Manuela Martelli (Santiago, 39 ans) a commencé comme comédienne en 2003 dans le but de réaliser un jour un film. Après avoir participé à 18 productions (B-Happy, Machuca, Il Futuro), l’actrice fait ses débuts comme réalisatrice et scénariste du long métrage 1976. Le film, qui a été présenté en première à Cannes, a fait une tournée très remarquée du circuit international des festivals de cinéma, qui culmine ce jeudi avec sa première au Festival du film de Valdivia, à 850 kilomètres au sud de la capitale chilienne, avant de rejoindre les salles commerciales du pays.

L’entrée du pays sud-américain dans la course à la nomination pour le meilleur film ibéro-américain aux Goya Awards raconte l’histoire d’une femme bourgeoise sensible prise au piège des canons conservateurs pendant les premières années de la dictature de Pinochet. Martelli a travaillé pendant près de dix ans sur ce projet, qui vise à comprendre comment on peut vivre en ignorant l’horreur de ce qui se passe dans les rues et s’il est possible de ne pas être affecté.

Le moteur initial du film était sa grand-mère, qui est décédée à l’âge de 49 ans en 1976. “Quand on parlait de la dépression de ma grand-mère, on la lisait comme une expérience individuelle, un état qui semblait faire partie de son identité et non comme un phénomène contextuel lié au politique et au social”, a expliqué la réalisatrice.

Vous êtes entrée dans le monde du théâtre en pensant à la réalisation il y a 20 ans. Maintenant que vous avez réalisé votre premier long métrage, est-ce que cela correspond à vos attentes ?

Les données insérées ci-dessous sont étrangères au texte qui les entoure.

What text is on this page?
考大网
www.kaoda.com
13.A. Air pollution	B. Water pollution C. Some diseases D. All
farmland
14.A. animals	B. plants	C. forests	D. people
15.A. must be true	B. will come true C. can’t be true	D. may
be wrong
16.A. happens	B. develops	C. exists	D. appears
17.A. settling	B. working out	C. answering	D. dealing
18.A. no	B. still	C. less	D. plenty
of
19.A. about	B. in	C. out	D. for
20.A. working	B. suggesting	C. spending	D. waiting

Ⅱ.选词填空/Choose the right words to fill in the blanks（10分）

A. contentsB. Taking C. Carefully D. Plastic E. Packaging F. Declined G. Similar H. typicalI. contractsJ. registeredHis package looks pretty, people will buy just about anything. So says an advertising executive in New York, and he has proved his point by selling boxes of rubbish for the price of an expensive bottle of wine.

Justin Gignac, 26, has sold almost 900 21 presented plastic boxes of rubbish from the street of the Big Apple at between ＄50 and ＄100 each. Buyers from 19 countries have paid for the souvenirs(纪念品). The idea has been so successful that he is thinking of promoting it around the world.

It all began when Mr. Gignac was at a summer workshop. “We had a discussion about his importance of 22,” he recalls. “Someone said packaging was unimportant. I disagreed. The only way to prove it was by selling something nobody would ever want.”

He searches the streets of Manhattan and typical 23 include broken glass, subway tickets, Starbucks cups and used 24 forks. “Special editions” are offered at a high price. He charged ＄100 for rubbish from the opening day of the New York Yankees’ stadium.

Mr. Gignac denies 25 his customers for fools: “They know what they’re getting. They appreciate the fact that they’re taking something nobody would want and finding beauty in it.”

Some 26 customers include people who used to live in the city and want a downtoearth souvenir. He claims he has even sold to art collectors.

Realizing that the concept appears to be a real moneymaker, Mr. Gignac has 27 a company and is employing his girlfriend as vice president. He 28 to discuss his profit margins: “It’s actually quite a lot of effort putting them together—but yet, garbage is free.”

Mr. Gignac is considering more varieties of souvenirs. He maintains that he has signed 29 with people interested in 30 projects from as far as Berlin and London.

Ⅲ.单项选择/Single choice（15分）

C’était un processus graduel, donc ce n’était pas trop étranger. J’en avais fait l’expérience en tant qu’actrice, en observant différents réalisateurs, puis j’ai réalisé deux courts métrages, mais j’ai vraiment aimé la possibilité de comprendre le film au moment où vous le tournez. J’ai également été très surprise par l’accueil qui lui a été réservé. Tout s’est passé contre toute attente… Nous devions tourner juste avant la pandémie, nous avons dû attendre un an et tourner avec toutes les restrictions. Nous avons appris la sélection à Cannes alors que le film n’était pas encore en post-production. Le processus a été très accéléré pour pouvoir le sortir. Je n’ai pas eu une minute pour filtrer quoi que ce soit, j’étais juste en train de gérer le quotidien, c’est pourquoi je ne m’attendais pas à la réponse.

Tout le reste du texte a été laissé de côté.